Welcome! I am a Ph.D. Candidate in political theory in the Department of Political Science at the University of Toronto. 

My work brings a critical, psychoanalytically informed approach to the relationship between the body, the self, and political life, with a particular focus on how the body’s vulnerability and mortality shape dynamics between leaders and followers. My dissertation, A Good Grief: The Psychological Consequences of the Human Body in the Thought of Freud, Hobbes, and Thucydides, shows how conceptions of the body and the presumed location of the self are historically malleable, require interpretation, and play a central role in informing citizens’ expectations of leaders. I turn to three figures who all warn that when political actors and communities conceptually separate the “self” from the body - whether by elevating immaterial souls, disembodied reason, or fantasies of transcendence -  personal and political turmoil results, from self-destructive behaviour to tolerance of oppression and an increased readiness for violence.
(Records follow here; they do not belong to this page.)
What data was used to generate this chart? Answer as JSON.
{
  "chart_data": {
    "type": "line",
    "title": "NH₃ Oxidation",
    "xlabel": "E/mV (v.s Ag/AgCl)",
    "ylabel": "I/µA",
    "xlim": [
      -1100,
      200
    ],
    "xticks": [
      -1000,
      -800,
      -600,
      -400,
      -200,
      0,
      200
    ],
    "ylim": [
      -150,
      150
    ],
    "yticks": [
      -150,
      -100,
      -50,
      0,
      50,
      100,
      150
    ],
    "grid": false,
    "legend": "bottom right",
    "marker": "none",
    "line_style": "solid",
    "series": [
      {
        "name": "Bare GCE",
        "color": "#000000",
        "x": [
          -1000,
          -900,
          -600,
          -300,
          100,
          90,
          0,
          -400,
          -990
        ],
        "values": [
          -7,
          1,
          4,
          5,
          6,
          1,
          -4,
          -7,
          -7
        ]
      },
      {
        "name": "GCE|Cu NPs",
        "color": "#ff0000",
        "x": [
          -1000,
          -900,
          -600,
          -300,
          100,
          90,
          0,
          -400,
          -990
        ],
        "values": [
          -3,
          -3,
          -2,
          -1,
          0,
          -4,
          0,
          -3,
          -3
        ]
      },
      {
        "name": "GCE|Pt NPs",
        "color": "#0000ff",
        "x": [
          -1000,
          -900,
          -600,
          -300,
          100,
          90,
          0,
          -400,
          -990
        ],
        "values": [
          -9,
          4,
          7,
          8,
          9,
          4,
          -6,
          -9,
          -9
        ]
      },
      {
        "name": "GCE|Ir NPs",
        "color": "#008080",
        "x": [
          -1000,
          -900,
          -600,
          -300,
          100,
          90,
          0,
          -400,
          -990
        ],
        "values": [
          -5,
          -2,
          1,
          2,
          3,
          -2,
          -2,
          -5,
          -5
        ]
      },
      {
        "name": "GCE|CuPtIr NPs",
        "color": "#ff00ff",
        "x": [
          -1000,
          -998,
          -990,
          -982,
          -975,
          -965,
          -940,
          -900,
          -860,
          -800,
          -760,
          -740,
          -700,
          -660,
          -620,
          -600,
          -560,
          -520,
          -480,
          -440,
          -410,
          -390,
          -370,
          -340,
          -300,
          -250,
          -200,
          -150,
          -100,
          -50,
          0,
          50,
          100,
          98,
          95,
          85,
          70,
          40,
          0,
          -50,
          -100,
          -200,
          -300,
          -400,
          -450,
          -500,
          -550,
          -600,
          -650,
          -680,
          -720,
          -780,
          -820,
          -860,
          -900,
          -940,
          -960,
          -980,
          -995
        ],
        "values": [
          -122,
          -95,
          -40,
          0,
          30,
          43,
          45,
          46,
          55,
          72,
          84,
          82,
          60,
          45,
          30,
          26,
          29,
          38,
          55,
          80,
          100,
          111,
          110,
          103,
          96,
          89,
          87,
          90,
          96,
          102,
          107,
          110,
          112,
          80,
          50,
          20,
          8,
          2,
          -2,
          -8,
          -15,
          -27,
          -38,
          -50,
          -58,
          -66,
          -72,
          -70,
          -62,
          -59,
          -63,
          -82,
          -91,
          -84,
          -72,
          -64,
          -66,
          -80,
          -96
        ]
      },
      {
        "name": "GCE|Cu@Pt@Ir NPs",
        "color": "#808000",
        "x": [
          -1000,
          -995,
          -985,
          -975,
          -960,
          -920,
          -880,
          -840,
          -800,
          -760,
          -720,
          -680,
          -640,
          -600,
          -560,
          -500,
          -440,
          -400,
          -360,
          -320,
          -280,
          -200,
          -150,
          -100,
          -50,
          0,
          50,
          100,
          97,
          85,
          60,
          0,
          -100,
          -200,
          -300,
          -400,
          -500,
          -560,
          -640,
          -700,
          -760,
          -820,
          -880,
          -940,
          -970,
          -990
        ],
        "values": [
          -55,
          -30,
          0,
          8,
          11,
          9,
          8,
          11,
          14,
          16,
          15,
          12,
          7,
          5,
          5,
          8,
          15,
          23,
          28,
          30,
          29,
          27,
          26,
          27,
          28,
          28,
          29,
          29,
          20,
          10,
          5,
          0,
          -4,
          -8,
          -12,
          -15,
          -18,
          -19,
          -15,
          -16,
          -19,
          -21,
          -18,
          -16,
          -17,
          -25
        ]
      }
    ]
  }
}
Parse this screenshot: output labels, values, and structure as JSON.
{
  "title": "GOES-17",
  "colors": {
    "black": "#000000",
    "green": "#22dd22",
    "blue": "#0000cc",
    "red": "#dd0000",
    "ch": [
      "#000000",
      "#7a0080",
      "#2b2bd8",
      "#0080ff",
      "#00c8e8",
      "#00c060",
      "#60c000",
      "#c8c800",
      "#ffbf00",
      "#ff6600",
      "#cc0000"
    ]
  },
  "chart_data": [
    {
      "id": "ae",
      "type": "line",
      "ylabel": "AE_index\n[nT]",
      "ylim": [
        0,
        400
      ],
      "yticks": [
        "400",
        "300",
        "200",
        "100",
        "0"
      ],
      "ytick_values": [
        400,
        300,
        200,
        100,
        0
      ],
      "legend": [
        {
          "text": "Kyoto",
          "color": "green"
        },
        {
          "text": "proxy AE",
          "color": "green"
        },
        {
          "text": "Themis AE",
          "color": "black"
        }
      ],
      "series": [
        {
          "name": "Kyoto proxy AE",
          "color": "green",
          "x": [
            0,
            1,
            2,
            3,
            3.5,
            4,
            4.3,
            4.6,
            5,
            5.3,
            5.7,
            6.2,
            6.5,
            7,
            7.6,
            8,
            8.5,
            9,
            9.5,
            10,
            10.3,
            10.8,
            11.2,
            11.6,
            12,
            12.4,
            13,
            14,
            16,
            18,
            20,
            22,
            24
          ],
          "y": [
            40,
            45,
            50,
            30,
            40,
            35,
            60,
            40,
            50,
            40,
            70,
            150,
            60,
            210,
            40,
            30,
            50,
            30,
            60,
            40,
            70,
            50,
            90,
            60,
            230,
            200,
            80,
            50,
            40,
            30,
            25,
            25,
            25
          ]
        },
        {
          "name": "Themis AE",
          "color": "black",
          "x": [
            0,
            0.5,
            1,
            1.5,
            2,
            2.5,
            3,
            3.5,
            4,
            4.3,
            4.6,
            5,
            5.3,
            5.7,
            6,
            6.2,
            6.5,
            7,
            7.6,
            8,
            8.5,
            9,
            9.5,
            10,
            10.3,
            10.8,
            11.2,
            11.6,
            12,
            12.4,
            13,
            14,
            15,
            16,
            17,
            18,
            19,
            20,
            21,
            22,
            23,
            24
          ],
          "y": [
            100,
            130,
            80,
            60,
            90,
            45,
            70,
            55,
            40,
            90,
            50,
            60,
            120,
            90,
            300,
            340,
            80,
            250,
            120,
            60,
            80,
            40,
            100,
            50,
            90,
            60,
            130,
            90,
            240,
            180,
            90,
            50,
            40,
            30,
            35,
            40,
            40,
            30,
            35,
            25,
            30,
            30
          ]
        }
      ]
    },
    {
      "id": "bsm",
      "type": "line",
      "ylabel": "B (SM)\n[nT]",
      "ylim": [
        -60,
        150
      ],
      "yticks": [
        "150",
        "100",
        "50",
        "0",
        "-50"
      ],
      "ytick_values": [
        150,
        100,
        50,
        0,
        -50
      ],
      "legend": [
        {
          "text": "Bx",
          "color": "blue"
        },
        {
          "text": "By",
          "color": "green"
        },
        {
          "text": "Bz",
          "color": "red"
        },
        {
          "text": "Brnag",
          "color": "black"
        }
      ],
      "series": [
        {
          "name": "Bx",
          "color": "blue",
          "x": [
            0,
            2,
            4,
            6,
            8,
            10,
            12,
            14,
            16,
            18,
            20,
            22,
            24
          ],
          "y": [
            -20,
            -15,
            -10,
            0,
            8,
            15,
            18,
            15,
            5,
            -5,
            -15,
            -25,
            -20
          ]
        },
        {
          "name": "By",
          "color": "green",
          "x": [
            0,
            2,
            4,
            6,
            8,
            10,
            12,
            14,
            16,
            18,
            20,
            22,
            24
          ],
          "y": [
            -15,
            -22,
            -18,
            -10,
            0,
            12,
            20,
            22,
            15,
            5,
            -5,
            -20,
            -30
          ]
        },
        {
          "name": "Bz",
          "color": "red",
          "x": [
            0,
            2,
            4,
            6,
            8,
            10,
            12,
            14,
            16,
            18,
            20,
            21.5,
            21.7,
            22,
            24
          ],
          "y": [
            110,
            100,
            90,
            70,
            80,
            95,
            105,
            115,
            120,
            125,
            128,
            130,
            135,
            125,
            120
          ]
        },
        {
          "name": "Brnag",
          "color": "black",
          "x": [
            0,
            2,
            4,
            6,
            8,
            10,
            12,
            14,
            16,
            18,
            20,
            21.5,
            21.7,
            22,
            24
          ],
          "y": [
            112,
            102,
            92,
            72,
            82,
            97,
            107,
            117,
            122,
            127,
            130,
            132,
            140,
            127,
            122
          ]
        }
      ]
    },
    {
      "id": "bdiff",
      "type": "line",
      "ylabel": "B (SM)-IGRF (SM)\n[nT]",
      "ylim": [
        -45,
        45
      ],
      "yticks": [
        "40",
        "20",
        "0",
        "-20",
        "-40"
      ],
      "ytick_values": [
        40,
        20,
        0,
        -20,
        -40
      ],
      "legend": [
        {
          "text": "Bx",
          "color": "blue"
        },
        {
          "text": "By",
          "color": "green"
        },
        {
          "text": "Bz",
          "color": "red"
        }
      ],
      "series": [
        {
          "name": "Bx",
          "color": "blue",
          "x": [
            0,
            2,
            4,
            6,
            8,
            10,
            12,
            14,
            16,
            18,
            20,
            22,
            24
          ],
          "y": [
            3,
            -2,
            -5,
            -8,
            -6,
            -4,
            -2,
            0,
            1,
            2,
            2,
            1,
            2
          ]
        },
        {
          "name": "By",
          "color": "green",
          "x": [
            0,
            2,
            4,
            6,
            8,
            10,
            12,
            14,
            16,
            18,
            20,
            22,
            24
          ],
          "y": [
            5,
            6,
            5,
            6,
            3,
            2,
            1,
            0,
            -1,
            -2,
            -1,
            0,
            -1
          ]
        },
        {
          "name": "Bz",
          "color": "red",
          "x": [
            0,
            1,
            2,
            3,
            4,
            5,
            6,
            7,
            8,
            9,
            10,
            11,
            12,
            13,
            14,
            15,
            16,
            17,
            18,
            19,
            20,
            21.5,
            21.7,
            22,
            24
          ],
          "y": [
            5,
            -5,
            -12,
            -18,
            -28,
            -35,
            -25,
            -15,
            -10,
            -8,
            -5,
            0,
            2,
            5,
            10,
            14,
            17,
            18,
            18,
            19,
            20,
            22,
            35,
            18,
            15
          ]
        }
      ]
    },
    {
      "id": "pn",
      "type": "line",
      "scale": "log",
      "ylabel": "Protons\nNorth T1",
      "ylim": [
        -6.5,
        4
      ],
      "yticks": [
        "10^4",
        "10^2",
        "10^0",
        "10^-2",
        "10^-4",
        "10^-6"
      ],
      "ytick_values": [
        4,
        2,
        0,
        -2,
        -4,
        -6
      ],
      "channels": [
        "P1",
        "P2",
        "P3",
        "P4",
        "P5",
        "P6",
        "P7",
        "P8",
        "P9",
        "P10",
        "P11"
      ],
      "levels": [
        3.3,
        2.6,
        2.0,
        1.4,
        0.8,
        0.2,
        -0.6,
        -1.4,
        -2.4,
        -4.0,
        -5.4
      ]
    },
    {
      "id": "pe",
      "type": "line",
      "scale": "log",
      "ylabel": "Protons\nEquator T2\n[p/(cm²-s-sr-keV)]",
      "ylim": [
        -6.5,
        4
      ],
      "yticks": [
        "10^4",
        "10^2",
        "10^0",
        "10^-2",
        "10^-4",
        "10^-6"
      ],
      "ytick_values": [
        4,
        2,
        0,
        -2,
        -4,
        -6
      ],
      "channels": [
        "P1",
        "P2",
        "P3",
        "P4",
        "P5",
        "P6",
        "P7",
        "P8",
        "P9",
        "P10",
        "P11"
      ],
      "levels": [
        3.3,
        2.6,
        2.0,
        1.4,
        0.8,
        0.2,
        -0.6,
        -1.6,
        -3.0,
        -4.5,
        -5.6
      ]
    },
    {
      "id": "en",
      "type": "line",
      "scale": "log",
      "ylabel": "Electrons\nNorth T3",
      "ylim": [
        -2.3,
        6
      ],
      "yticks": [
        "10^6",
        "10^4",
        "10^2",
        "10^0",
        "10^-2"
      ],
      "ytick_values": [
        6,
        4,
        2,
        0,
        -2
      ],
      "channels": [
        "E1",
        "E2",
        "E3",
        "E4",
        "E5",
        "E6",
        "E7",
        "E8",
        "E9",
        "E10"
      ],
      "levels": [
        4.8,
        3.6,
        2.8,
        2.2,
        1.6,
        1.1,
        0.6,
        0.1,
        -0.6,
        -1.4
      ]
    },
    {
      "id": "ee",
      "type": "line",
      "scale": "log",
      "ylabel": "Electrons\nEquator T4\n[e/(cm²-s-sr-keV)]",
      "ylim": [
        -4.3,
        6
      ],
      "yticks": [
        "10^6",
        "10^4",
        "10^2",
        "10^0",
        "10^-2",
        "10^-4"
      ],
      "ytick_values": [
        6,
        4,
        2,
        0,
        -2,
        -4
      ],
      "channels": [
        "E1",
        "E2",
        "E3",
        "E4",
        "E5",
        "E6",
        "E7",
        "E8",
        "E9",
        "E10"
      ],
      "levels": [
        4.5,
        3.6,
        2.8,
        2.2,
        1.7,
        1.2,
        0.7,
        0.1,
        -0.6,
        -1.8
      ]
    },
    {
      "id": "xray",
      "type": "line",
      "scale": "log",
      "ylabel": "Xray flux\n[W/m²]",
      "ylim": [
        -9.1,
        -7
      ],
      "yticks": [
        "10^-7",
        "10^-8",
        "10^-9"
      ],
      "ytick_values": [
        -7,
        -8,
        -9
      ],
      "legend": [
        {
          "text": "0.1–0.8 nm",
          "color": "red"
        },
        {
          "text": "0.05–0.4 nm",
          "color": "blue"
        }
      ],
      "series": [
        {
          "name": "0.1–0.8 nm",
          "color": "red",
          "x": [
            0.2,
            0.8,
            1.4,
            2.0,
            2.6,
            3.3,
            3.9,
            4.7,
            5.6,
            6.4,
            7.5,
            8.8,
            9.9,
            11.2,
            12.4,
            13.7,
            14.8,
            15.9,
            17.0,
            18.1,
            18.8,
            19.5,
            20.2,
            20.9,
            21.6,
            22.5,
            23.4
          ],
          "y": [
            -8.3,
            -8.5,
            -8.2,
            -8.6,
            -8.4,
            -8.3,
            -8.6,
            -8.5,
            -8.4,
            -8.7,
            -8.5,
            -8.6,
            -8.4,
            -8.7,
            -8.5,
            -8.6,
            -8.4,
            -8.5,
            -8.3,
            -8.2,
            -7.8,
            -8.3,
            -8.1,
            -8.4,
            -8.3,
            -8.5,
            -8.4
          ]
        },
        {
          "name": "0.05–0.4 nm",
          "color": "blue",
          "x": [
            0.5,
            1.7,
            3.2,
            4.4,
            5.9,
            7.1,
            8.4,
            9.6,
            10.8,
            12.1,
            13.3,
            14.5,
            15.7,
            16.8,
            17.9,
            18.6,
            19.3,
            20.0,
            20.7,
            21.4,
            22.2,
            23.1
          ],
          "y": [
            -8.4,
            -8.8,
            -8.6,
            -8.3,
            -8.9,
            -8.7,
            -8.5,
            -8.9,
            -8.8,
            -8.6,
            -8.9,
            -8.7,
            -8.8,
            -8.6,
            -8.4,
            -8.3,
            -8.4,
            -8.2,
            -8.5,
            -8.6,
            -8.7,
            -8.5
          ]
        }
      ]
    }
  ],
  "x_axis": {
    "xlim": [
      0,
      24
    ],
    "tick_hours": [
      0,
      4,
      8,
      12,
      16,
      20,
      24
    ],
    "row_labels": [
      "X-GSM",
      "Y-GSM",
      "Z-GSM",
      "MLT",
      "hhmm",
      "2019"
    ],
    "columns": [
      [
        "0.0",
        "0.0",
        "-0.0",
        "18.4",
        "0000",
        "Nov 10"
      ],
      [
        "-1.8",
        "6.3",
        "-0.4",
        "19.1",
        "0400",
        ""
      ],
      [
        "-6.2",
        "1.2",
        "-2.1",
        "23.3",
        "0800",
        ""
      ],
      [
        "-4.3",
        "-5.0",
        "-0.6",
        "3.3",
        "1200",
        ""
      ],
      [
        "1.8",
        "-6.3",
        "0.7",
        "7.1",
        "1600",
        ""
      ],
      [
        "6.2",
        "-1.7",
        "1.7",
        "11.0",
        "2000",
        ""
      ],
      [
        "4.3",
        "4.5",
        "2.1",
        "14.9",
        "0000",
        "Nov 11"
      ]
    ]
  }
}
Ultimately, I argue that in challenging us to confront the body as the location of the self, Thucydides, Hobbes and Freud reveal grief or mourning as a civic virtue, while illustrating how texts that focus on (rather than flee from) the body may be an essential part of civic education. 

Thucydides, Hobbes and Freud may seem foreign or ancient to us - but in examining their teaching on the body and its psychological consequences, we may uncover hidden debts to them as well as assumptions about the body we risk taking for granted today.